What the Percentage Means
The final percentage falls into one of five standard categories:
- 0% to 20%: Minimal disability. You can handle most daily activities. Treatment typically isn’t needed beyond advice on lifting, posture, and fitness.
- 21% to 40%: Moderate disability. You experience more pain with sitting, lifting, and standing, and daily activities are noticeably harder. This is the most common range seen in outpatient clinics.
- 41% to 60%: Severe disability. Pain is a major problem in everyday life. Travel, social activities, and personal care are significantly affected.
- 61% to 80%: Very severe disability. Back pain impacts virtually all areas of daily life.
- 81% to 100%: Bed-bound or exaggerating symptoms. Scores in this range suggest the person is either largely confined to bed or may be overstating their symptoms.
Tracking Changes Over Time
The ODI is often given more than once to measure whether treatment is helping.

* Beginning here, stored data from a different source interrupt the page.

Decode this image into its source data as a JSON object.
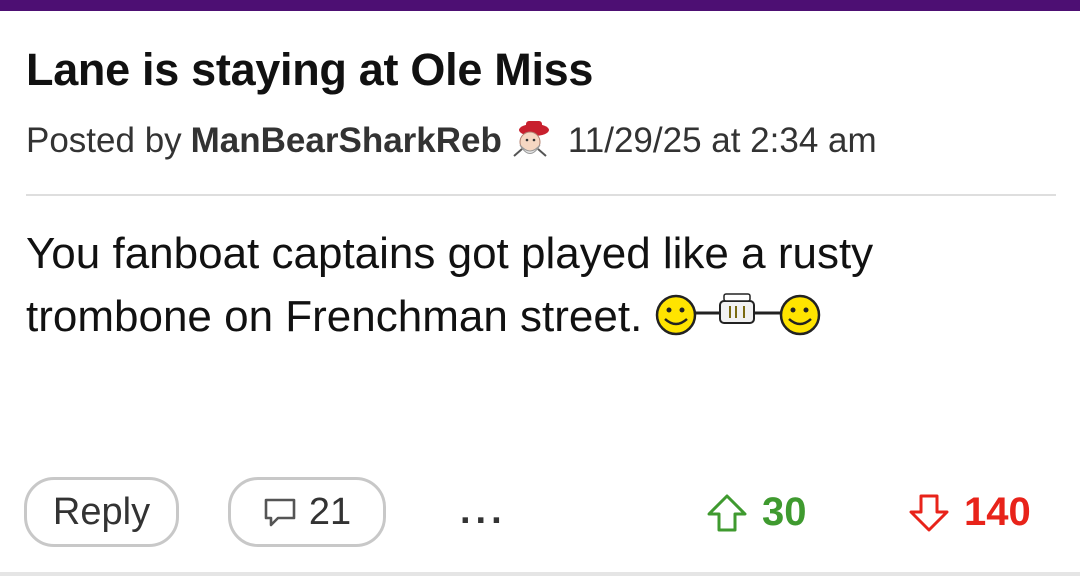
{
  "post": {
    "title": "Lane is staying at Ole Miss",
    "posted_by_label": "Posted by",
    "author": "ManBearSharkReb",
    "timestamp": "11/29/25 at 2:34 am",
    "body": "You fanboat captains got played like a rusty trombone on Frenchman street."
  },
  "actions": {
    "reply_label": "Reply",
    "comment_count": "21",
    "more_label": "...",
    "upvotes": "30",
    "downvotes": "140"
  },
  "icons": {
    "avatar": "colonel-reb-avatar-icon",
    "emote": "smiley-binoculars-smiley-emote",
    "comment": "speech-bubble-icon",
    "upvote": "arrow-up-icon",
    "downvote": "arrow-down-icon"
  },
  "colors": {
    "top_bar": "#4d0f73",
    "upvote": "#3f9a2f",
    "downvote": "#e8231a"
  }
}
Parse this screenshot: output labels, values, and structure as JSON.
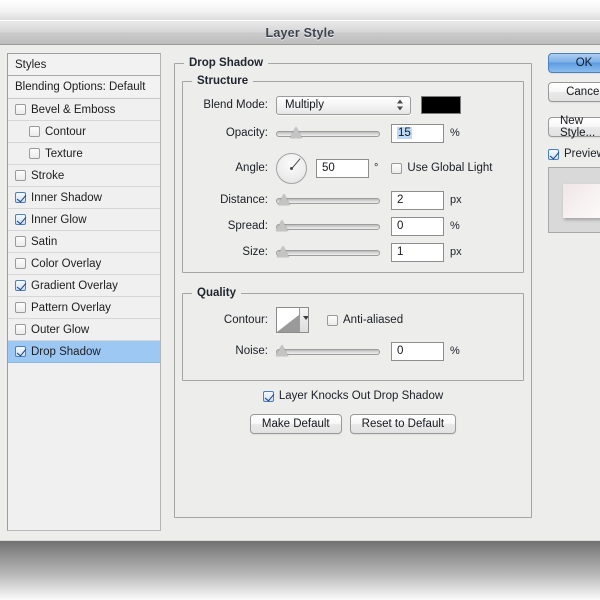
{
  "window": {
    "title": "Layer Style"
  },
  "styles_panel": {
    "header": "Styles",
    "blending_options": "Blending Options: Default",
    "effects": [
      {
        "label": "Bevel & Emboss",
        "checked": false,
        "indent": false,
        "selected": false
      },
      {
        "label": "Contour",
        "checked": false,
        "indent": true,
        "selected": false
      },
      {
        "label": "Texture",
        "checked": false,
        "indent": true,
        "selected": false
      },
      {
        "label": "Stroke",
        "checked": false,
        "indent": false,
        "selected": false
      },
      {
        "label": "Inner Shadow",
        "checked": true,
        "indent": false,
        "selected": false
      },
      {
        "label": "Inner Glow",
        "checked": true,
        "indent": false,
        "selected": false
      },
      {
        "label": "Satin",
        "checked": false,
        "indent": false,
        "selected": false
      },
      {
        "label": "Color Overlay",
        "checked": false,
        "indent": false,
        "selected": false
      },
      {
        "label": "Gradient Overlay",
        "checked": true,
        "indent": false,
        "selected": false
      },
      {
        "label": "Pattern Overlay",
        "checked": false,
        "indent": false,
        "selected": false
      },
      {
        "label": "Outer Glow",
        "checked": false,
        "indent": false,
        "selected": false
      },
      {
        "label": "Drop Shadow",
        "checked": true,
        "indent": false,
        "selected": true
      }
    ]
  },
  "drop_shadow": {
    "legend": "Drop Shadow",
    "structure": {
      "legend": "Structure",
      "blend_mode_label": "Blend Mode:",
      "blend_mode_value": "Multiply",
      "shadow_color": "#000000",
      "opacity_label": "Opacity:",
      "opacity_value": "15",
      "opacity_unit": "%",
      "opacity_percent": 15,
      "angle_label": "Angle:",
      "angle_value": "50",
      "angle_unit": "°",
      "angle_degrees": 50,
      "use_global_light_label": "Use Global Light",
      "use_global_light_checked": false,
      "distance_label": "Distance:",
      "distance_value": "2",
      "distance_unit": "px",
      "distance_percent": 2,
      "spread_label": "Spread:",
      "spread_value": "0",
      "spread_unit": "%",
      "spread_percent": 0,
      "size_label": "Size:",
      "size_value": "1",
      "size_unit": "px",
      "size_percent": 1
    },
    "quality": {
      "legend": "Quality",
      "contour_label": "Contour:",
      "anti_aliased_label": "Anti-aliased",
      "anti_aliased_checked": false,
      "noise_label": "Noise:",
      "noise_value": "0",
      "noise_unit": "%",
      "noise_percent": 0
    },
    "knockout_label": "Layer Knocks Out Drop Shadow",
    "knockout_checked": true,
    "make_default_label": "Make Default",
    "reset_to_default_label": "Reset to Default"
  },
  "actions": {
    "ok_label": "OK",
    "cancel_label": "Cancel",
    "new_style_label": "New Style...",
    "preview_label": "Preview",
    "preview_checked": true
  },
  "colors": {
    "selection_blue": "#9dc8f4",
    "dialog_bg": "#ededec",
    "panel_bg": "#f0f0f0",
    "border": "#a5a5a5",
    "text": "#1b1f26"
  }
}
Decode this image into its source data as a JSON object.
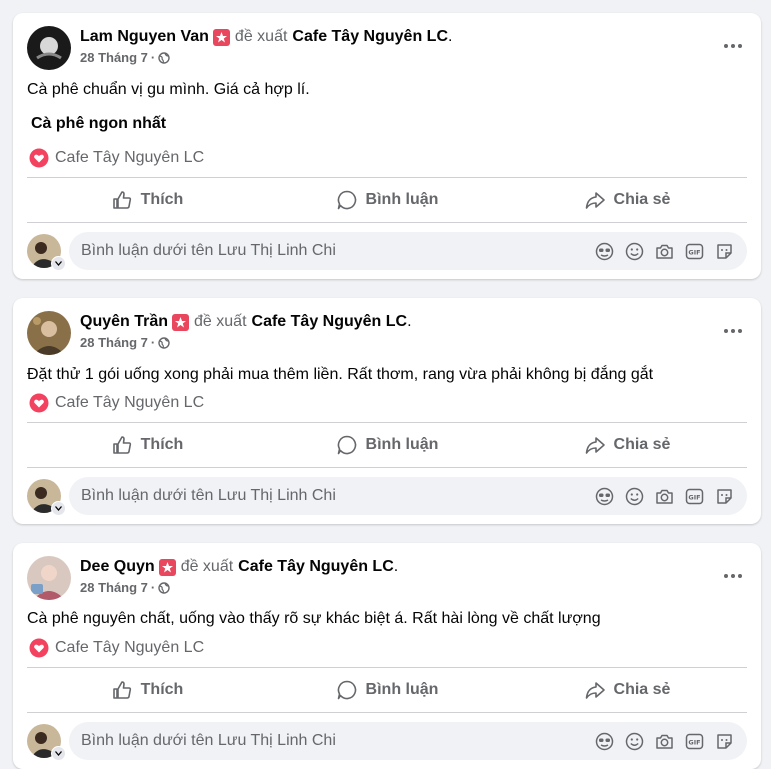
{
  "posts": [
    {
      "author": "Lam Nguyen Van",
      "verb": "đề xuất",
      "page": "Cafe Tây Nguyên LC",
      "date": "28 Tháng 7",
      "text": "Cà phê chuẩn vị gu mình. Giá cả hợp lí.",
      "bold_text": "Cà phê ngon nhất",
      "tag": "Cafe Tây Nguyên LC"
    },
    {
      "author": "Quyên Trần",
      "verb": "đề xuất",
      "page": "Cafe Tây Nguyên LC",
      "date": "28 Tháng 7",
      "text": "Đặt thử 1 gói uống xong phải mua thêm liền. Rất thơm, rang vừa phải không bị đắng gắt",
      "tag": "Cafe Tây Nguyên LC"
    },
    {
      "author": "Dee Quyn",
      "verb": "đề xuất",
      "page": "Cafe Tây Nguyên LC",
      "date": "28 Tháng 7",
      "text": "Cà phê nguyên chất, uống vào thấy rõ sự khác biệt á. Rất hài lòng về chất lượng",
      "tag": "Cafe Tây Nguyên LC"
    }
  ],
  "actions": {
    "like": "Thích",
    "comment": "Bình luận",
    "share": "Chia sẻ"
  },
  "comment_placeholder": "Bình luận dưới tên Lưu Thị Linh Chi",
  "separator": "·",
  "period": ".",
  "colors": {
    "badge": "#e8475e",
    "text": "#050505",
    "muted": "#65676b",
    "bg": "#f0f2f5"
  },
  "icons": [
    "globe-icon",
    "more-icon",
    "heart-icon",
    "like-icon",
    "comment-icon",
    "share-icon",
    "avatar-icon",
    "emoji-icon",
    "camera-icon",
    "gif-icon",
    "sticker-icon"
  ]
}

A change of about 10 percentage points is generally considered meaningful. In other words, if your score drops from 48% to 36% after a course of physical therapy, that 12-point improvement reflects a real, noticeable change in function, not just normal variation in how someone fills out the questionnaire.
Smaller shifts of 2 or 3 points could simply reflect differences in mood, sleep quality that night, or how literally you interpreted a question. So the 10-point threshold is a useful benchmark for deciding whether a treatment approach is actually working.
Version Differences to Watch For
The most widely used versions are ODI 1.0 and ODI 2.0, both of which use the 0-to-5 scoring scale described above. A less common version, the AAOS/MODEMS instrument, scores each statement from 1 to 6 instead, which shifts the math. If you’re comparing ODI scores from different clinics or studies, confirm that the same version was used, since mixing versions produces misleading comparisons.